Lapas Amuntai Tanam 32 Pohon Kelapa Hibrida Dukung Program Ketahanan Pangan -->

Lapas Amuntai Tanam 32 Pohon Kelapa Hibrida Dukung Program Ketahanan Pangan

13 Agustus 2026, 15:57

Bangkapost – Lembaga Pemasyarakatan (Lapas) Kelas IIB Amuntai terus berkomitmen mendukung program ketahanan pangan melalui pemanfaatan lahan milik Lapas yang berada di wilayah Banjang. Salah satu upaya yang dilakukan yakni melalui penanaman 32 pohon kelapa hibrida sebagai bagian dari pengembangan lahan produktif di sektor pertanian dan perkebunan, Kamis (13/8).

Kegiatan penanaman dilaksanakan dengan memanfaatkan lahan yang tersedia secara optimal dan berkelanjutan. Sebanyak 32 bibit kelapa hibrida ditanam pada area lahan milik Lapas di Banjang. Pemilihan tanaman kelapa hibrida dilakukan karena memiliki potensi untuk dikembangkan dalam jangka panjang serta dapat memberikan manfaat ekonomi dan produktif apabila dikelola dengan baik.

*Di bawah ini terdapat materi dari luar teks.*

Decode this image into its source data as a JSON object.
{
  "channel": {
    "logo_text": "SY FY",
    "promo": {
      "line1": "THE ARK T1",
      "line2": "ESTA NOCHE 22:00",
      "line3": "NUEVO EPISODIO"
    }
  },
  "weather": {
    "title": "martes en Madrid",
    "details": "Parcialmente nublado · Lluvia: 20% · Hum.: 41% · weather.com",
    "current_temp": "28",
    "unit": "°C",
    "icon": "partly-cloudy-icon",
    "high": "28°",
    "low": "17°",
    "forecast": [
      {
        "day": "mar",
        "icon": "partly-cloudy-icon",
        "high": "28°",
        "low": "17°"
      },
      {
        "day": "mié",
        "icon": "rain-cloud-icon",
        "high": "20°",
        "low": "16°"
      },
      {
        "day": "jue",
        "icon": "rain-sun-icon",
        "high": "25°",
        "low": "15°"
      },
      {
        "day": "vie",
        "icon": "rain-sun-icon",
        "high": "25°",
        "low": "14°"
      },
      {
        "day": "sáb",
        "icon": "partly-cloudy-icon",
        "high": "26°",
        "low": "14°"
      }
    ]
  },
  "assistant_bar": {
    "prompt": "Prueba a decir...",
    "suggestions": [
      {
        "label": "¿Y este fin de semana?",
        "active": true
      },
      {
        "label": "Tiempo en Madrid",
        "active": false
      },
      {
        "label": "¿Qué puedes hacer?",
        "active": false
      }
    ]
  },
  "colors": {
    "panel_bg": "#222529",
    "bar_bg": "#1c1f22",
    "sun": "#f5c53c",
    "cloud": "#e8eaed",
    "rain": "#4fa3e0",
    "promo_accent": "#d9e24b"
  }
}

Penanaman ini merupakan bagian dari langkah Lapas Kelas IIB Amuntai dalam mengoptimalkan aset dan lahan yang dimiliki agar dapat memberikan nilai tambah. Selain mendukung program ketahanan pangan, kegiatan tersebut juga menjadi upaya untuk mengembangkan potensi perkebunan yang hasilnya dapat dimanfaatkan secara berkelanjutan.

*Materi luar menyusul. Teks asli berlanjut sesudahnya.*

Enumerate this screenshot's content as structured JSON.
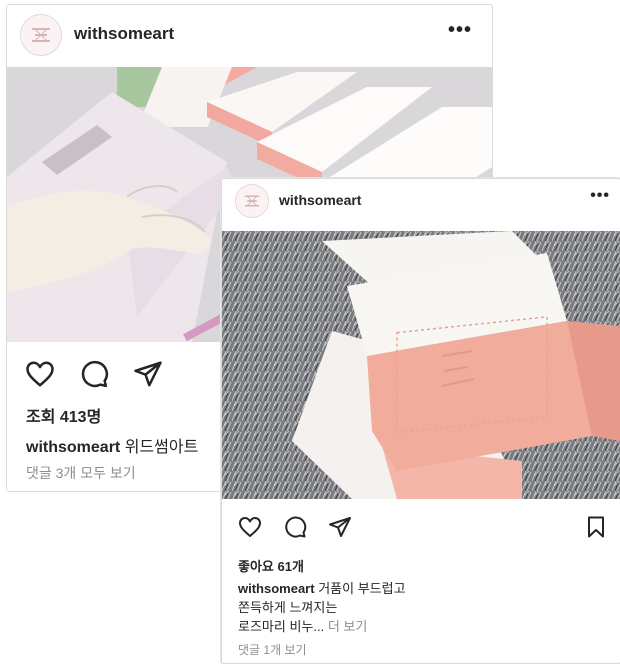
{
  "post1": {
    "username": "withsomeart",
    "more_icon": "•••",
    "views": "조회 413명",
    "caption_user": "withsomeart",
    "caption_text": "위드썸아트",
    "comments": "댓글 3개 모두 보기",
    "icons": [
      "heart-icon",
      "comment-icon",
      "share-icon"
    ]
  },
  "post2": {
    "username": "withsomeart",
    "more_icon": "•••",
    "likes": "좋아요 61개",
    "caption_user": "withsomeart",
    "caption_line1": "거품이 부드럽고",
    "caption_line2": "쫀득하게 느껴지는",
    "caption_line3": "로즈마리 비누...",
    "more_link": "더 보기",
    "comments": "댓글 1개 보기",
    "icons": [
      "heart-icon",
      "comment-icon",
      "share-icon",
      "bookmark-icon"
    ]
  },
  "colors": {
    "text": "#262626",
    "muted": "#8e8e8e",
    "soap_pink": "#f2b2a4",
    "soap_white": "#f7f5f2"
  }
}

Kalapas Kelas IIB Amuntai, Gusti Iskandarsyah, menyampaikan bahwa pemanfaatan lahan milik Lapas merupakan langkah strategis untuk mengoptimalkan potensi yang tersedia.

“Lahan yang kita miliki harus dimanfaatkan secara produktif. Penanaman 32 pohon kelapa hibrida ini merupakan salah satu upaya kita dalam mendukung program ketahanan pangan sekaligus mengembangkan potensi pertanian yang dapat memberikan manfaat dalam jangka panjang,” ujarnya.

Dengan penanaman 32 pohon kelapa hibrida tersebut, Lapas Kelas IIB Amuntai berharap lahan di Banjang dapat terus dikembangkan menjadi area produktif. Ke depan, pemanfaatan lahan akan terus dioptimalkan melalui pengembangan berbagai komoditas lainnya sehingga dapat mendukung keberlanjutan program ketahanan pangan serta memberikan manfaat bagi Lapas dan pelaksanaan pembinaan kemandirian.